Dome of the Baroque masterpiece, SS. Peter and Paul's Basilica in Vilnius, 1701. Many Lithuanian churches are dedicated to these saints, as was the one in Homestead (see last photo below). The gorgeous crystal ship, a reference to Peter, was made by Latvian craftsmen in 1905.

These cottages are typical of the thousands of Soviet-era dwellings built in Lithuania during the occupation. The war had devastated the countryside, and these little houses were built to house the surviving population.

Swans and ducks swimming in a pond by the inn where we watched them make "tree cakes" by dripping batter on a metal form in front of an open fire. On our trip, we also saw quite a few storks, a symbol of good fortune--and an important figure in folklore. In Aukštaitija National Park.

Looking down from our third-floor room in the hotel in Vilnius. Part of the medieval city wall is at the back of the garden.
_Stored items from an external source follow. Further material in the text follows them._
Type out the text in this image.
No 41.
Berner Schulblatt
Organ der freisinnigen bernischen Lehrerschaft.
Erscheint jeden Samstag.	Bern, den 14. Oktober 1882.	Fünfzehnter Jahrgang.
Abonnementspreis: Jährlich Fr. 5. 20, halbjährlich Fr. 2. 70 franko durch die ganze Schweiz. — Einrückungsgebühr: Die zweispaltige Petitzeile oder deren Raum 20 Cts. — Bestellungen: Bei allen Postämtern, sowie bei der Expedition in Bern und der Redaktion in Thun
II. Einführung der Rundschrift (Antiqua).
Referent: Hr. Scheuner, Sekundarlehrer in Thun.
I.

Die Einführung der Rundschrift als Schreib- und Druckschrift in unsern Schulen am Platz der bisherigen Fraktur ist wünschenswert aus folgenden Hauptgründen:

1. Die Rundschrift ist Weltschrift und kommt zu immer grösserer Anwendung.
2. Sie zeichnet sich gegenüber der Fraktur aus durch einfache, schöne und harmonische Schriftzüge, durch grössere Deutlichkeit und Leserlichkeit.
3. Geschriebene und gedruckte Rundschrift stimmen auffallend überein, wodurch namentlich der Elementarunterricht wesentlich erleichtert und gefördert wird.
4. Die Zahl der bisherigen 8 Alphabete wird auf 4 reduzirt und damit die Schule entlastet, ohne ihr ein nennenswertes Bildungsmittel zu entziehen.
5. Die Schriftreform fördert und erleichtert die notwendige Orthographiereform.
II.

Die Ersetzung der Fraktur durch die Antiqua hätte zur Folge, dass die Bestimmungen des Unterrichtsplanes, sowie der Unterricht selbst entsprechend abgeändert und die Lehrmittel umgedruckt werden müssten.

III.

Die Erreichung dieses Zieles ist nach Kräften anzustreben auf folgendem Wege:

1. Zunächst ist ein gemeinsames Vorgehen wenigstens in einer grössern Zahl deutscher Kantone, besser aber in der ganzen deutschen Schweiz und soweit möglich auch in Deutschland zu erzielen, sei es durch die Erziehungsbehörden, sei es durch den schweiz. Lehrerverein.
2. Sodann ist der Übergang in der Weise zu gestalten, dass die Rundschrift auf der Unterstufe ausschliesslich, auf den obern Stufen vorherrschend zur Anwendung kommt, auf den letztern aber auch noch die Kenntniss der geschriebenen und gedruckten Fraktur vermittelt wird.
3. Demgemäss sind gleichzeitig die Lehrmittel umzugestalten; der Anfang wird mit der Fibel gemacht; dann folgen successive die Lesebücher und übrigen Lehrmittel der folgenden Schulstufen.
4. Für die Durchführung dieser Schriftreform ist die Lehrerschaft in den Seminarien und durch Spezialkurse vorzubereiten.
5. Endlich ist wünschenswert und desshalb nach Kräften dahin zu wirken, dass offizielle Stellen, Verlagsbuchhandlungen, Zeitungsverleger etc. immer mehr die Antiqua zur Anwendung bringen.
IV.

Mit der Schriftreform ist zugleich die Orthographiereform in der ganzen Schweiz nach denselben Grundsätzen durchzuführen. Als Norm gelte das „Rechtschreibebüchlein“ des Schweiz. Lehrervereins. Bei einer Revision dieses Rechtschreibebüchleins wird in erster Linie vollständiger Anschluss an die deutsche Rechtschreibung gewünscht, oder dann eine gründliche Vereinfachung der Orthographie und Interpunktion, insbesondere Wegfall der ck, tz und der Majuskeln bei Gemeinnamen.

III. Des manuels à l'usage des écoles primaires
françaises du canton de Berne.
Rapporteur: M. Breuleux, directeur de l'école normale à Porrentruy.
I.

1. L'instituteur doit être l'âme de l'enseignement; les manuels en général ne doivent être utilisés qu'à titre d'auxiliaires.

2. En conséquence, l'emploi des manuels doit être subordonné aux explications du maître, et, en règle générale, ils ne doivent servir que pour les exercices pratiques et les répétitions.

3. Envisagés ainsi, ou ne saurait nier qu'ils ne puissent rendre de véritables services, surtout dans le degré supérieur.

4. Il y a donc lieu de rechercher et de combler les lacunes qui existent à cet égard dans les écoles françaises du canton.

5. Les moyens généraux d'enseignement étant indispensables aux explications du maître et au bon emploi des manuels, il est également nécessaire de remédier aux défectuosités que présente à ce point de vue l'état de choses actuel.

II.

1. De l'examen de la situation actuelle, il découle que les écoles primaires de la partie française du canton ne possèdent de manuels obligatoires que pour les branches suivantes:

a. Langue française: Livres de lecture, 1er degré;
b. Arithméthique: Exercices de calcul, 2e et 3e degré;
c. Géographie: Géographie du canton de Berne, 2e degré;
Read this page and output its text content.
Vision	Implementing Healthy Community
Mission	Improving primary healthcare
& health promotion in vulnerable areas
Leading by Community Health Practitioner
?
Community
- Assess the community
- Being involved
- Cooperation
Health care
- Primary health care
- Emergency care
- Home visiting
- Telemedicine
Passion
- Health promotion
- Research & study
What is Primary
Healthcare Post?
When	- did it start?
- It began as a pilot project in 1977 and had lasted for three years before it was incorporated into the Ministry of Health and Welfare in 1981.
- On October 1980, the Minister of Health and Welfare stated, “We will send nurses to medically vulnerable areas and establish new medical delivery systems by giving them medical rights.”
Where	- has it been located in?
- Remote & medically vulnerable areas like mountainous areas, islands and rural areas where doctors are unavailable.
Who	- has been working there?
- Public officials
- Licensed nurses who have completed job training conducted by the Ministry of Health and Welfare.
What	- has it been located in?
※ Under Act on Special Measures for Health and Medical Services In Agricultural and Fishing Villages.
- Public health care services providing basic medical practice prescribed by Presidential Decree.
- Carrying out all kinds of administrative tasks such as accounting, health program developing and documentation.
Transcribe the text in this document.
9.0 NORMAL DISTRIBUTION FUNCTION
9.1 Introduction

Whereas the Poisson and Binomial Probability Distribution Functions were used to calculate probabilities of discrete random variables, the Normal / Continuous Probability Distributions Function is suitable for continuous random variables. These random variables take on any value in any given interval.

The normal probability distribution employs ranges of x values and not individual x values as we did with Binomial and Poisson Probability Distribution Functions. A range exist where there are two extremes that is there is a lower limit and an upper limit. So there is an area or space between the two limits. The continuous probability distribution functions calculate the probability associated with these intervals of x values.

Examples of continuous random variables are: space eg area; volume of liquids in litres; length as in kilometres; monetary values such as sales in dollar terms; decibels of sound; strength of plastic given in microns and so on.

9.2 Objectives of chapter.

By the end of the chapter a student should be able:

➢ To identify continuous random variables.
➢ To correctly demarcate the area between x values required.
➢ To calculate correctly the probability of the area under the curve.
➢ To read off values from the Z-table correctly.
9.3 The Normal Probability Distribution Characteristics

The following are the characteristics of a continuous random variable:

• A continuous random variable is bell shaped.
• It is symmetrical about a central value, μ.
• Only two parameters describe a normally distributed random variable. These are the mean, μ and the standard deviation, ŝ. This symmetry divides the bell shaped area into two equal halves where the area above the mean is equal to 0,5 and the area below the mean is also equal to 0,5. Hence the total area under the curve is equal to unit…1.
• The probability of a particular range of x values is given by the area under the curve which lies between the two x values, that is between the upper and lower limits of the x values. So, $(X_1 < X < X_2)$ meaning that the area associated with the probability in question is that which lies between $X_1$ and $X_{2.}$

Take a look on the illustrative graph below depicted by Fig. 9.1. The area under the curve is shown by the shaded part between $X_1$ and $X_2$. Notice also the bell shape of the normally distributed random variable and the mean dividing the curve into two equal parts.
At the Vilnius Airport, about to go our separate ways. Ruth and Randy left on an earlier flight.
 (r-l) Larry, Jean, Cherry, me.                                                                                                                           
Since Bernie's son Mark moved to Colorado, no Katiliuses live in the Homestead area anymore. Three still live in southwestern Pennsylvania, Marge (Kay's daughter) Ruth (Eddie's daughter), and Rick (Eddie's son). Four of us went to the Munhall schools and four to the West Homestead schools. Now we are scattered around the country in six states: Pennsylvania, South Carolina, Florida, Minnesota, Colorado, and California. 505 was wrecked for government highrise housing, 401 is now a mattress store, and Grandpap's farm in Butler County is being developed into a tract of McMansions. Nevertheless, we cousins will never forget the legacy our grandparents and parents left us.  After our visit to Lithuania, we appreciate all the more the efforts they made to become Americans and to build a new home for their descendents in the New World.
Easter Sunday, 1976, at SS. Peter's and Paul's Lithuanian Catholic Church in Homestead. My mother Frances is the one in the center with sunglasses. Fr. Plantis gave masses in Lithuanian and English. In the 1990s, the Pittsburgh diocese closed the church and the building was sold to The Life Churches.  Today, of the numerous ethnic Roman Catholic Church congregations that once worshiped in Homestead, only one remains, St. Ann's. Phoro by Ed Busch.
"Bin gar keine Russin, stamm' aus Litauen, echt deutsch."
--T.S. Eliot, The Waste Land

Jean and I after testing the waters of the Baltic Sea in Lithuania. Jean, RIP.